The processor 201 may be electrically connected to the pump unit 202 to control at least one of the pressure or flow rate at which the pump unit 202 pressurizes and supplies each solution. The processor 201 is a component including an element capable of performing a logical operation for performing a control command, and may include a central processing unit (CPU), etc. The processor 201 is connected to various components of the cell transformation device 2 according to an embodiment of the present invention, and thus can transmit the signal according to the control command to each component, and receive the information obtained by being connected to various sensors or acquisition units in the form of signals. Since the processor 201 can be electrically connected to each of the components, it may be connected with a wire or may communicate with each other by having a communication module capable of wireless communication.

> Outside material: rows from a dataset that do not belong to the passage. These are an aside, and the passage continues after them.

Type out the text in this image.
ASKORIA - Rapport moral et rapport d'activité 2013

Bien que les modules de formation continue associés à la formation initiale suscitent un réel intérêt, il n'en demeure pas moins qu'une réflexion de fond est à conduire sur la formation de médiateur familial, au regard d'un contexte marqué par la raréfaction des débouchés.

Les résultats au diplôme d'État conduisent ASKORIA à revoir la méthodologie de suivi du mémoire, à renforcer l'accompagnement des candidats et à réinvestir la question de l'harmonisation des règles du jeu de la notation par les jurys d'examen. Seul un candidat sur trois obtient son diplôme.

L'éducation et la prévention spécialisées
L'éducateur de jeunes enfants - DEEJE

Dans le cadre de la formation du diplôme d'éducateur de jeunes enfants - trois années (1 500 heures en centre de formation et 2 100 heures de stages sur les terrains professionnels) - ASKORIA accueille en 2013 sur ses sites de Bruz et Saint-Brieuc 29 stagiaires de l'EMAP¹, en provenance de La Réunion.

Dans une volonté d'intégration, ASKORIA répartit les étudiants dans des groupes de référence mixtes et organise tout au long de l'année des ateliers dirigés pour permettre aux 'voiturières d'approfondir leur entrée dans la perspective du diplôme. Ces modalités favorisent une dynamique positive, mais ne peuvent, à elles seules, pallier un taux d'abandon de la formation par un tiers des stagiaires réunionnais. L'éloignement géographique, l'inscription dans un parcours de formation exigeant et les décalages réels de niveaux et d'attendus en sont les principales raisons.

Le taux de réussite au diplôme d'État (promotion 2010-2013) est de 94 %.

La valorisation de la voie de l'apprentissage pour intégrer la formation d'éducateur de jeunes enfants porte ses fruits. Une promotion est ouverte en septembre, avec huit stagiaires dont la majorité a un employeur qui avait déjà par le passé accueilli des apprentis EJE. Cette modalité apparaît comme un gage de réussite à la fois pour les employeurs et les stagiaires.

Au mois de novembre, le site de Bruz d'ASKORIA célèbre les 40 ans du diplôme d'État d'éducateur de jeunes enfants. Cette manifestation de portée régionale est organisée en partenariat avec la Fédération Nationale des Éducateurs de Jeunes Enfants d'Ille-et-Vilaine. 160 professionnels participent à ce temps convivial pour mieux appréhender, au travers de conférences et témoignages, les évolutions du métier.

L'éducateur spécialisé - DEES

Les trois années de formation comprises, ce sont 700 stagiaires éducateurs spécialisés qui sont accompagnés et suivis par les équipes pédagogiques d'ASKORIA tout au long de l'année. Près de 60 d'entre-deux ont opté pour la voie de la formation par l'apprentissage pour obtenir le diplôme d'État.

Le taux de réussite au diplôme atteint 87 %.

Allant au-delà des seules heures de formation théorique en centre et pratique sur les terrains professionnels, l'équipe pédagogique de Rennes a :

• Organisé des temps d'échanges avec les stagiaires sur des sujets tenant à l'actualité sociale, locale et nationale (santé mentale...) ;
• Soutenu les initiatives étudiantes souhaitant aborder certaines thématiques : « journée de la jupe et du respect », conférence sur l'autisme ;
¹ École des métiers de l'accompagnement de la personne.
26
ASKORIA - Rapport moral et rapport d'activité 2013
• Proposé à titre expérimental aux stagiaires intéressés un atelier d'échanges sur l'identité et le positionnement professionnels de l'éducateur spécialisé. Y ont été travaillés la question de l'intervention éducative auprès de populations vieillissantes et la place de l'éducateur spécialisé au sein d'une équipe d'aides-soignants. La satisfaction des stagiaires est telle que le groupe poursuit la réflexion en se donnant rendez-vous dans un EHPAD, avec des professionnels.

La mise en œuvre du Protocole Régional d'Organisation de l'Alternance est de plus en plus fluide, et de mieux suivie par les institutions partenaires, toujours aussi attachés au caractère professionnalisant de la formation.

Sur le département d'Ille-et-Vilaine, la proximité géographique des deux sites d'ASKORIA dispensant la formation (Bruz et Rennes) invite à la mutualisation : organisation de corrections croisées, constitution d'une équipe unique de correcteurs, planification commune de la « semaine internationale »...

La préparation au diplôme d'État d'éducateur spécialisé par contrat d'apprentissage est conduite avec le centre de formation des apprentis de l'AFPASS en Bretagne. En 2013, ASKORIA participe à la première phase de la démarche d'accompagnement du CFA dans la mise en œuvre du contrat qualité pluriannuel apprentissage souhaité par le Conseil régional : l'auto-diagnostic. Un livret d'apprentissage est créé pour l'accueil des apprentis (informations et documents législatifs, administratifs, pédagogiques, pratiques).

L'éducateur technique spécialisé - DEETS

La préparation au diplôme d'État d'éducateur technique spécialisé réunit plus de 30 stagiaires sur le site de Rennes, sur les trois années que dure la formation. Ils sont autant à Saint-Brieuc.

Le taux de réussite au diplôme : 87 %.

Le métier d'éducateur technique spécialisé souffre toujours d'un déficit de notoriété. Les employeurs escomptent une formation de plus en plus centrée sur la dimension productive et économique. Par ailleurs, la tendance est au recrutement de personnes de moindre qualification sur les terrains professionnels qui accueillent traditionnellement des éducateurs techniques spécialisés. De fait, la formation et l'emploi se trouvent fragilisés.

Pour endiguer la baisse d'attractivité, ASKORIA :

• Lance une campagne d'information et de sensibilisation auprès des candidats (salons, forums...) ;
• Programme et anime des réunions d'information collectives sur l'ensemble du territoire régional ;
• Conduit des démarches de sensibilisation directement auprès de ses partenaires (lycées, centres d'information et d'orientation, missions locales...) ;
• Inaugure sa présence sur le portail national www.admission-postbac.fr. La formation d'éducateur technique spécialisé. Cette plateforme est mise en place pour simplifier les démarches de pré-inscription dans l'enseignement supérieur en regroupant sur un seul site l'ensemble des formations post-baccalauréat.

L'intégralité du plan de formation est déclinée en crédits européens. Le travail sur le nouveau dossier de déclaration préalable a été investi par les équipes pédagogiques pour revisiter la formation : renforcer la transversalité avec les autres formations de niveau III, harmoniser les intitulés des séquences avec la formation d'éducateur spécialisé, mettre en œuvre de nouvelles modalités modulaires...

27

The cell transformation device 2 may further include a storage medium, and thus control commands performed by the processor may be stored in the storage medium and utilized. The storage medium may be a device such as a hard disk drive (HDD), a solid state drive (SSD), a server, a volatile medium, a non-volatile medium, etc., but the type is not limited thereto. In addition thereto, data required for the processor 201 to perform an operation may be further stored in the storage medium.
The cell transformation device 2 can receive necessary information through the input unit 204. The input unit 204 can receive information including means such as a button, a switch, and a touch screen, and information can also be input by scanning codes, including barcodes, QR codes, and RFID scanners. Information regarding the cell transformation cartridge 1 entering the cell transformation device 2 can be input through the input unit 204. The information input to the input unit 204 is transmitted to the processor 201.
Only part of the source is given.